The Romans arrived in County Durham in the 1st century and swiftly defended their newly captured territory by building a series of forts and connecting them with a network of roads. It is thought that the course of Dere Street ran through this area connecting the forts such as Binchester with Hadrian's Wall. A number of Roman coins have also been discovered- at least one was of mid-3rd century date. It is likely that there was other Roman activity in the area which remains to be discovered.

Little is known about the area between the Roman period and the medieval period, although the name Iveston is of Old English origin suggesting that there was a village here during the Anglo-Saxon period. In fact little is known about the village until the 14th century when it is recorded that a chapel dedicated to St Margaret was built by the monks of the abbey of St Mary at Blanchland.

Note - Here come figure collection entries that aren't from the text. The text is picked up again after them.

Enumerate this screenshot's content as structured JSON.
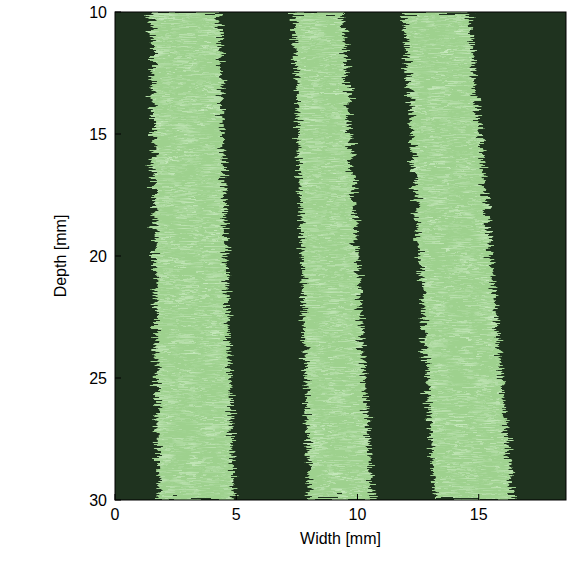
{
  "chart_data": {
    "type": "image",
    "x_label": "Width [mm]",
    "y_label": "Depth [mm]",
    "xlim": [
      0,
      18.6
    ],
    "ylim": [
      30,
      10
    ],
    "xticks": [
      0,
      5,
      10,
      15
    ],
    "yticks": [
      10,
      15,
      20,
      25,
      30
    ],
    "colors": [
      "#1f331f",
      "#9ed18e"
    ],
    "bands": [
      {
        "depth": [
          10,
          30
        ],
        "left": [
          1.5,
          1.8
        ],
        "right": [
          4.3,
          4.9
        ]
      },
      {
        "depth": [
          10,
          30
        ],
        "left": [
          7.4,
          8.0
        ],
        "right": [
          9.4,
          10.6
        ]
      },
      {
        "depth": [
          10,
          30
        ],
        "left": [
          11.9,
          13.2
        ],
        "right": [
          14.6,
          16.4
        ]
      }
    ]
  }
}
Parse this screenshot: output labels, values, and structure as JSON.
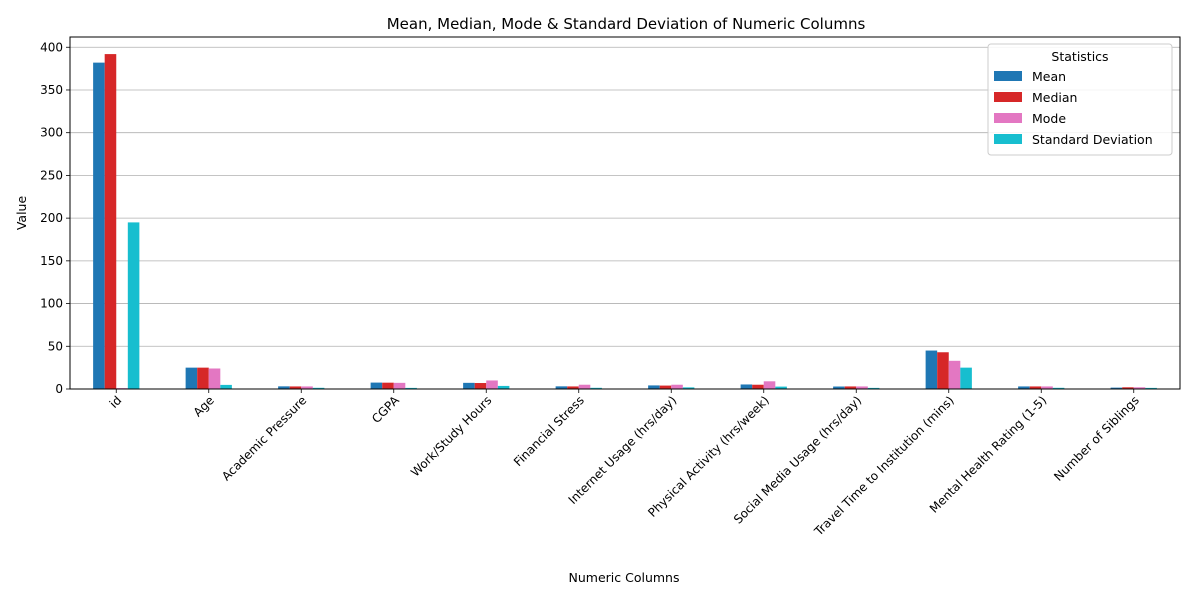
{
  "chart_data": {
    "type": "bar",
    "title": "Mean, Median, Mode & Standard Deviation of Numeric Columns",
    "xlabel": "Numeric Columns",
    "ylabel": "Value",
    "ylim": [
      0,
      412
    ],
    "yticks": [
      0,
      50,
      100,
      150,
      200,
      250,
      300,
      350,
      400
    ],
    "grid": "horizontal",
    "legend": {
      "title": "Statistics",
      "placement": "top-right"
    },
    "categories": [
      "id",
      "Age",
      "Academic Pressure",
      "CGPA",
      "Work/Study Hours",
      "Financial Stress",
      "Internet Usage (hrs/day)",
      "Physical Activity (hrs/week)",
      "Social Media Usage (hrs/day)",
      "Travel Time to Institution (mins)",
      "Mental Health Rating (1-5)",
      "Number of Siblings"
    ],
    "series": [
      {
        "name": "Mean",
        "color": "#1f77b4",
        "values": [
          382,
          25,
          3.1,
          7.5,
          7.2,
          3.1,
          4.2,
          5.3,
          2.9,
          45,
          3.0,
          1.6
        ]
      },
      {
        "name": "Median",
        "color": "#d62728",
        "values": [
          392,
          25,
          3.0,
          7.4,
          7.0,
          3.0,
          4.0,
          5.0,
          3.0,
          43,
          3.0,
          2.0
        ]
      },
      {
        "name": "Mode",
        "color": "#e377c2",
        "values": [
          1,
          24,
          3.0,
          7.2,
          10,
          5.0,
          5.0,
          9.0,
          3.0,
          33,
          3.0,
          2.0
        ]
      },
      {
        "name": "Standard Deviation",
        "color": "#17becf",
        "values": [
          195,
          4.8,
          1.4,
          1.3,
          3.6,
          1.4,
          1.9,
          2.8,
          1.3,
          25,
          1.4,
          1.3
        ]
      }
    ]
  }
}
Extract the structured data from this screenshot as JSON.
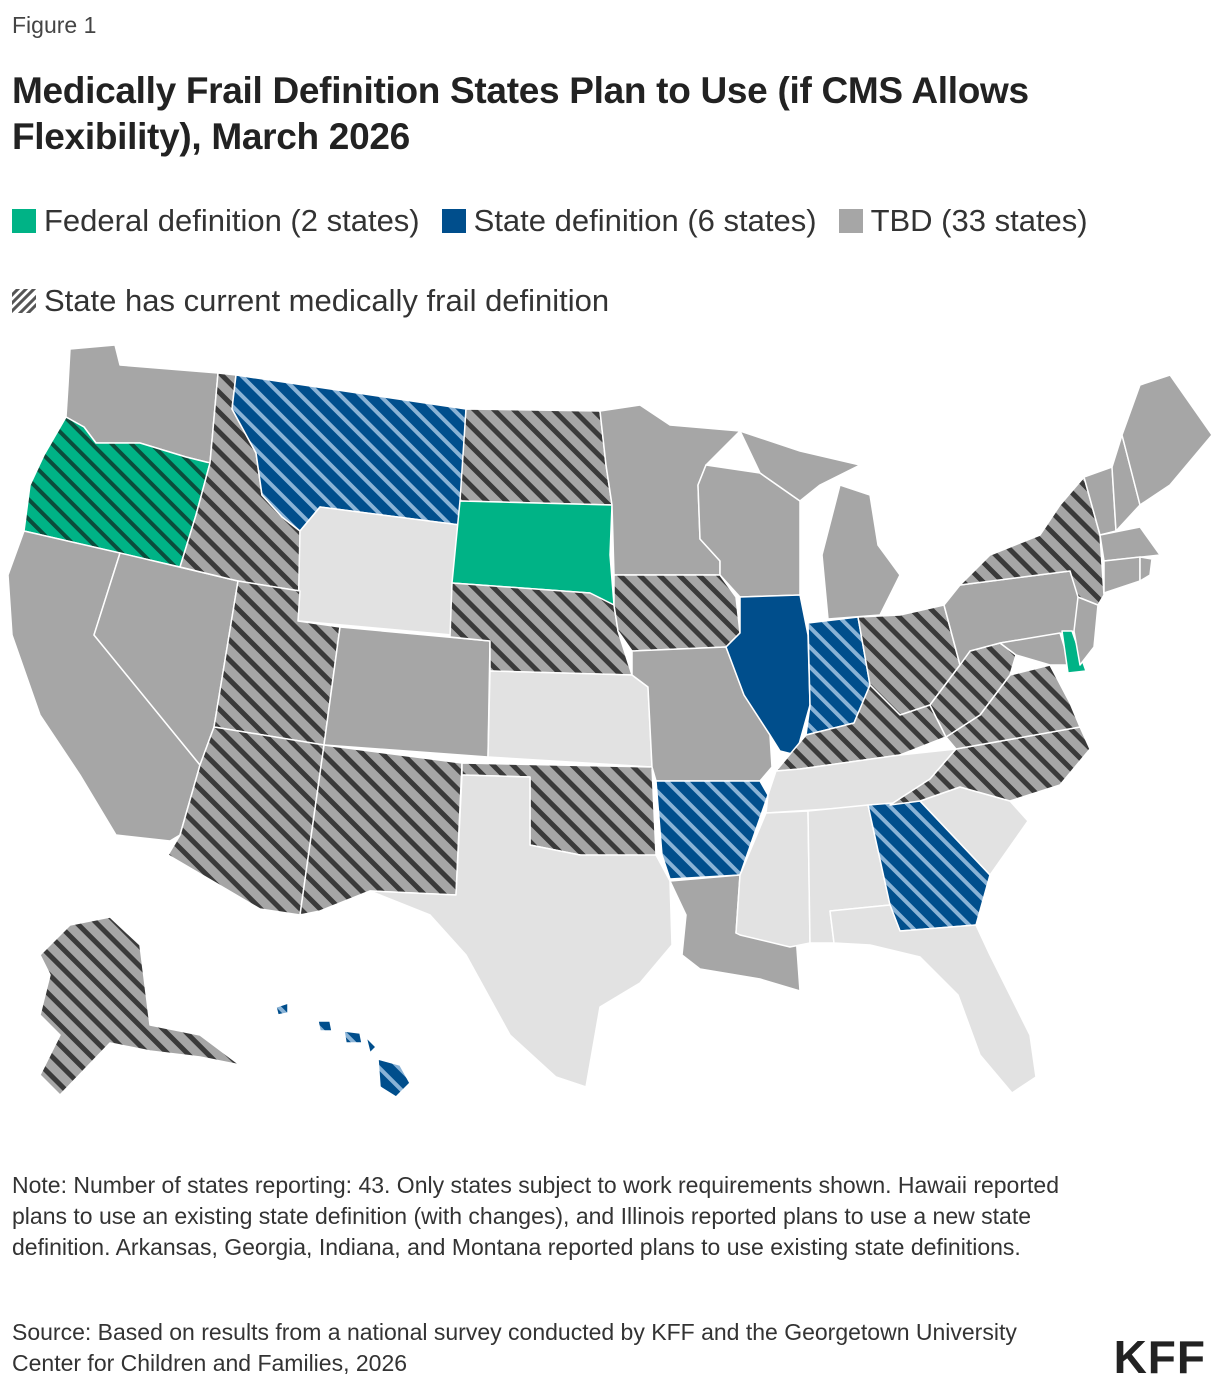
{
  "figure_label": "Figure 1",
  "title": "Medically Frail Definition States Plan to Use (if CMS Allows Flexibility), March 2026",
  "legend": {
    "federal": "Federal definition (2 states)",
    "state": "State definition (6 states)",
    "tbd": "TBD (33 states)",
    "current": "State has current medically frail definition"
  },
  "colors": {
    "federal": "#00b386",
    "state": "#004e8c",
    "tbd": "#a6a6a6",
    "not_shown": "#e2e2e2",
    "hatch": "#3a3a3a"
  },
  "note": "Note: Number of states reporting: 43. Only states subject to work requirements shown. Hawaii reported plans to use an existing state definition (with changes), and Illinois reported plans to use a new state definition. Arkansas, Georgia, Indiana, and Montana reported plans to use existing state definitions.",
  "source": "Source: Based on results from a national survey conducted by KFF and the Georgetown University Center for Children and Families, 2026",
  "logo": "KFF"
}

However, after the dissolution it was used for agricultural purposes and finally demolished to use the stone for a farmhouse. All that can be seen today are the remains of a roughly rectangular earth platform.

Coal mining probably became important in the area as early as the 15th century; coal mines are recorded in 1440. Further mines are recorded between 1611 and 1703, but like the rest of Durham it was really the 19th century that saw the massive expansion of coal mining in the area. Iveston Colliery itself was sunk in 1839 and closed in 1892. The colliery was served by the Iveston Railway.

The Roman road of Dere Street, locally following the route of the A691 from Consett and Leadgate onward to Lanchester and Durham, passes through the south of the village. However, most of the village lies on an unclassified road called Iveston Lane heading north through the village from a junction with the A691 at The New Pavilion Chinese restaurant, formerly the Iveston Inn public house. Iveston Lane passes through the village green, before descending steeply down a bank locally well known with cyclists and joggers / runners with a gradient of 15% to the north of the village. This lane then terminates at a junction with Lund's Lane and Stoneyheap Lane.

A further unclassified road heads north from the A691 at the south end of Iveston across a narrow gully and connecting with the north end of Delves Lane.

== Civil parish ==
Iveston was formerly a township in the parish of Lanchester, from 1866 Iveston was a civil parish in its own right, on 1 April 1937 the parish was abolished and merged with Consett and Stanley.